Tidak dapat dipungkiri, menguatnya desakan untuk membubarkan KPK semakin berhembus kencang. Terlebih lagi mengingat merosotnya peringkat Indonesia menurut data Transparency International Indonesia (TII) yang mengungkapkan Indeks Persepsi Korupsi (IPK) Indonesia tahun 2020 berada di skor 37 dengan keterangan turun sebanyak tiga poin dari tahun sebelumnya.

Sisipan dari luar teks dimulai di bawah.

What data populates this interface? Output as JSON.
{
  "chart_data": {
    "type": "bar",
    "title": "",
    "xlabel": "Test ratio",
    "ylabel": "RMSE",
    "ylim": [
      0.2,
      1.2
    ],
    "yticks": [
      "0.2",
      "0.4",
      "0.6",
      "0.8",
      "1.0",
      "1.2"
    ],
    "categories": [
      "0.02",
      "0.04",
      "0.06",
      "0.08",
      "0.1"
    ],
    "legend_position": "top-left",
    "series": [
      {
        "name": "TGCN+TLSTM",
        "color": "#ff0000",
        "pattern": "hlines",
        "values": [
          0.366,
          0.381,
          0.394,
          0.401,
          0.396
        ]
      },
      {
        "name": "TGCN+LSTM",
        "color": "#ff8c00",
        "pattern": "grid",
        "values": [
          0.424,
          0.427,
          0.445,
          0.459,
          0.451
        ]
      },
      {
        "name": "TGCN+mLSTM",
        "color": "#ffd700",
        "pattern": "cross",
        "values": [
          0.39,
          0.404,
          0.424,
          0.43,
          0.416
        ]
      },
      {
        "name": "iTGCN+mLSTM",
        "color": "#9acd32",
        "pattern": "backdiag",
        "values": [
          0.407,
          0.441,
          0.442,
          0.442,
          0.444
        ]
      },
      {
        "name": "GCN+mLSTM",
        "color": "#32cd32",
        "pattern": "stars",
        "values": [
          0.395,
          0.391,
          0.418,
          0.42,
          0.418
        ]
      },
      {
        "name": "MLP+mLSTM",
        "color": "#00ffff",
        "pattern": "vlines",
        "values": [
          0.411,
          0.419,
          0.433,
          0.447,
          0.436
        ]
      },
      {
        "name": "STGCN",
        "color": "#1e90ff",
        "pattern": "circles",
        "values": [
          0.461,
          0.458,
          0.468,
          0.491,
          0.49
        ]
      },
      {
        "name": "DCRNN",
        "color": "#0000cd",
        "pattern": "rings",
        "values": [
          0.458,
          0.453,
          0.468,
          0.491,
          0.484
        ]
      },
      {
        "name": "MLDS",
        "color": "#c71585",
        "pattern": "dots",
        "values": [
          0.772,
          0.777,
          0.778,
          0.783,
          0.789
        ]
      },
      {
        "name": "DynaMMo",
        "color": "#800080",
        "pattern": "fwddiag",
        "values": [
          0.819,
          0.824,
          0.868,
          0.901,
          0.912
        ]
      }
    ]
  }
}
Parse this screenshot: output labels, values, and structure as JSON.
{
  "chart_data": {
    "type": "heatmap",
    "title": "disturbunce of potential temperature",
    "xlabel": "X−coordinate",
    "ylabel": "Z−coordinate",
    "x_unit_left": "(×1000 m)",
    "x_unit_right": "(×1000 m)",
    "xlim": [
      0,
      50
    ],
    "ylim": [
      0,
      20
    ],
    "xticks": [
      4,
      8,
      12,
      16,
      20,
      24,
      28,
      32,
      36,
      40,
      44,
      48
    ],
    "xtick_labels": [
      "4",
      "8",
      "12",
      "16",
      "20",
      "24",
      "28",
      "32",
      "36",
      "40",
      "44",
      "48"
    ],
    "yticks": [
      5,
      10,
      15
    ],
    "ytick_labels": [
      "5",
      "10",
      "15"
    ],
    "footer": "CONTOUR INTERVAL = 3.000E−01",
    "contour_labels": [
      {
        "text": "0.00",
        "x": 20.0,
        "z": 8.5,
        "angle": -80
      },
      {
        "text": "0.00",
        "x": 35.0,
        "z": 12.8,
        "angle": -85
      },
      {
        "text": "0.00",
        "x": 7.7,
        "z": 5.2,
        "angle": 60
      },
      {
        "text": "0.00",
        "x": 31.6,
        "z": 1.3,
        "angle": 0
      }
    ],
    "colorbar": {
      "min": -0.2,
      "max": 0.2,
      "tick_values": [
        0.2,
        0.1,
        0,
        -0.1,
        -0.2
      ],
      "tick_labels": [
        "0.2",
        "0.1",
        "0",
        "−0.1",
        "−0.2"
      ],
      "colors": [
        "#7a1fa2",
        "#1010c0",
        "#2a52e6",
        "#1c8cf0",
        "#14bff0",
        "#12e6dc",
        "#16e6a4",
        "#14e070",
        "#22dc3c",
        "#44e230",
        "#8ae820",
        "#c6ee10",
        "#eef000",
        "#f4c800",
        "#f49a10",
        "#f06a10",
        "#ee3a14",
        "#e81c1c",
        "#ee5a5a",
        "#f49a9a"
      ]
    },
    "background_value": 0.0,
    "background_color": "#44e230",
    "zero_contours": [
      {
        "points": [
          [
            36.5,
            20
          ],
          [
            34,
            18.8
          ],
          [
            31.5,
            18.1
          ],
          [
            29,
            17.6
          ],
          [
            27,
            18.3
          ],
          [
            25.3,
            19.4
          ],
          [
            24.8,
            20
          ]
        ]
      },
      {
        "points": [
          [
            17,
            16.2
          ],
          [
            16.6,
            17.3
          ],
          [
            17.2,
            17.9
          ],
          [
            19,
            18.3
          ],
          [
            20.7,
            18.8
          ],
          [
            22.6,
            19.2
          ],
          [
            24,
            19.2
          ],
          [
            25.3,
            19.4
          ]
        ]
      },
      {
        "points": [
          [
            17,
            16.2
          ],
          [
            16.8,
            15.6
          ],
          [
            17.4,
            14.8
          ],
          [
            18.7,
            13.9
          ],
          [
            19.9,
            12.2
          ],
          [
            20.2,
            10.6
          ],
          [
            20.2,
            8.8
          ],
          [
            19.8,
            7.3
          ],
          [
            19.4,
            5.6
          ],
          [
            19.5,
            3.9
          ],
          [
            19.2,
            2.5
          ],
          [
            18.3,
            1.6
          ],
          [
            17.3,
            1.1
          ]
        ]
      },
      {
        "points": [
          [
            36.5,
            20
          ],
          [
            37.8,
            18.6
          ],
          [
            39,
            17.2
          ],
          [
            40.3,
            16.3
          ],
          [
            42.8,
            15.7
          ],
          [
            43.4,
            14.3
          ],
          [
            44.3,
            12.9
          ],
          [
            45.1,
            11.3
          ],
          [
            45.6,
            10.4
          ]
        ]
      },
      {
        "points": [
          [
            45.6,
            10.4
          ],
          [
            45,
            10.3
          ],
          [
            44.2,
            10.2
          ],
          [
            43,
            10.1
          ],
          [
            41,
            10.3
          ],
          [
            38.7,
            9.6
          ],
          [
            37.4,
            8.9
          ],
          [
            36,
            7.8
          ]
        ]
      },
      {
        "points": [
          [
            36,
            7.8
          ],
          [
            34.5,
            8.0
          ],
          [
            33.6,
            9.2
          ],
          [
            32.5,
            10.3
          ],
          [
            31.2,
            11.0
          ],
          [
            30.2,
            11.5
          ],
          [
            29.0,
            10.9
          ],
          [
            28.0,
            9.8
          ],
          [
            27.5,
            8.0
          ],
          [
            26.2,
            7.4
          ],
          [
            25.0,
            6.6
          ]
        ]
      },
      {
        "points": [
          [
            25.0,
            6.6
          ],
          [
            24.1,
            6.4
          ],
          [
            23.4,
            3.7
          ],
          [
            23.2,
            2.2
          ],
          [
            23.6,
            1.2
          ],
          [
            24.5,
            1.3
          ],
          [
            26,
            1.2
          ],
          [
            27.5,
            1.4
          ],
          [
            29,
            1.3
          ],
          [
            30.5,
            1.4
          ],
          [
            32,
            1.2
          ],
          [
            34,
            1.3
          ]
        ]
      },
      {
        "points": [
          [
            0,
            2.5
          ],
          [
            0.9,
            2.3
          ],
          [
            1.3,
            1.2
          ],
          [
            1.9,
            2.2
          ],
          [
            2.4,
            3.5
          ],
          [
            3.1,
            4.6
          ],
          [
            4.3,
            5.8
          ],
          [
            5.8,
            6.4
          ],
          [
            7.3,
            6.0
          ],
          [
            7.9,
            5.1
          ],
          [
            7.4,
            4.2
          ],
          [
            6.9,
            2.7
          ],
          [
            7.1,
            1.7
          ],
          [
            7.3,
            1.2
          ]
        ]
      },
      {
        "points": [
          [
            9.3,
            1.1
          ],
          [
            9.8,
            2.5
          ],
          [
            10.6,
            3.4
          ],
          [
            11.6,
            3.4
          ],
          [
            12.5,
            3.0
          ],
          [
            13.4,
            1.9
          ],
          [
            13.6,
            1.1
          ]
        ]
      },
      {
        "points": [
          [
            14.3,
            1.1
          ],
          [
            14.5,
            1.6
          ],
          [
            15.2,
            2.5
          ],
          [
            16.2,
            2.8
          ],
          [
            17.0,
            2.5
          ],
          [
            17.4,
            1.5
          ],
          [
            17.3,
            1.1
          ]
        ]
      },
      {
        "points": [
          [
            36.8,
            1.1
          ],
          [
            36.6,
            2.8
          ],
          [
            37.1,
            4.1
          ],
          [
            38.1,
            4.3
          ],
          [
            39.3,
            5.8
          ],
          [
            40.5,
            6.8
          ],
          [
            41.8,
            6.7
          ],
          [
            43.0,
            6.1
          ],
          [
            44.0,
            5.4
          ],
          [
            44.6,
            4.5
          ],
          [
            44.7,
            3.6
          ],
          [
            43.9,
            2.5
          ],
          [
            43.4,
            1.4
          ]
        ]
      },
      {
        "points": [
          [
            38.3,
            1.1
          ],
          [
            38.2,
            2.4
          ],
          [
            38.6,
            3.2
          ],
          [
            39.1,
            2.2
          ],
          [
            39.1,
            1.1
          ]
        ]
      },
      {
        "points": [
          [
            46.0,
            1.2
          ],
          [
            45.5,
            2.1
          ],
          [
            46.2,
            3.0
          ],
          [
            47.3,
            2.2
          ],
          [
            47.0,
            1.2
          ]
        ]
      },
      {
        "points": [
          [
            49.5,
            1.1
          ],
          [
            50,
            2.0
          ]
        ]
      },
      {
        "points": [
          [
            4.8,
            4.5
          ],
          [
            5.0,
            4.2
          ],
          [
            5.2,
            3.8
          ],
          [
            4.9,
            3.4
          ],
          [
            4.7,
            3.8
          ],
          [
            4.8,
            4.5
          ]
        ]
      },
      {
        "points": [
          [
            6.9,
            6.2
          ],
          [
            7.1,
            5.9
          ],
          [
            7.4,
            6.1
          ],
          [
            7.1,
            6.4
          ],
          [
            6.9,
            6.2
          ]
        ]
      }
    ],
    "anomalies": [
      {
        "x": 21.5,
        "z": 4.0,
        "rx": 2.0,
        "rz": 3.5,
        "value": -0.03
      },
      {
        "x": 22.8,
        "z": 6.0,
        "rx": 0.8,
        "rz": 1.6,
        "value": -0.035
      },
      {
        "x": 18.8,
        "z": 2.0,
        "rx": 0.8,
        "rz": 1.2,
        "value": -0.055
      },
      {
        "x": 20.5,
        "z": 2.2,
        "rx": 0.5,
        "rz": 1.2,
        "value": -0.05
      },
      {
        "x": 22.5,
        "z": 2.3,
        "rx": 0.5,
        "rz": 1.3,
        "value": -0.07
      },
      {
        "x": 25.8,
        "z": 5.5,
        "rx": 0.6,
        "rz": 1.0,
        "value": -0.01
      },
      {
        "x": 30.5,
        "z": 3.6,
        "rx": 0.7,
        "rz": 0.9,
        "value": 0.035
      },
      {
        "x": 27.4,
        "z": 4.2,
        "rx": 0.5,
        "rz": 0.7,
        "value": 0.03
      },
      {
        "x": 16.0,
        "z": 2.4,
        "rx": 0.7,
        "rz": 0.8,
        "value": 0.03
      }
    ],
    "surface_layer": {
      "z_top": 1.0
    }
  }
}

Kini Indonesia berada di peringkat 102 dari 180 negara yang dilibatkan. Demikian halnya terkait pertanggungjawaban tindak pidana korupsi yang ‘melulu’ menyerang pelaku utama, padahal pertanggung jawaban itu bukanlah tertuju pada pelaku utama saja, tetapi terhadap semua pelaku, baik yang membantu, turut serta, otak dll (Pasal 55, 56 KUHP). Kenyataan hingga hari ini, nyaris tak pernah tuntas diproses, sebahagian kecil cuma diperiksa, tak ada yang dihukum.
Tindakan tebang pilih atau pilih tebang inilah yang patut diduga menjadi ajang itu.Oleh karena itu, dengan sangat dan berharap Bapak Presiden kiranya berkenan memimpin langsung pemberantasan rasuah dengan regulasinya yang sudah darurat ini, bukan mendelegasikan kepada siapa pun tentu membuktikan sebagai contoh dan tauladan lewat cara-cara luar biasa. (*)
Penulis adalah Wakil Ketua PW Muhammadiyah Sumut, Doktor Hukum dengan Pujian (Summa Cumlaude) dari USU dan Dosen Fakultas Hukum UMSU.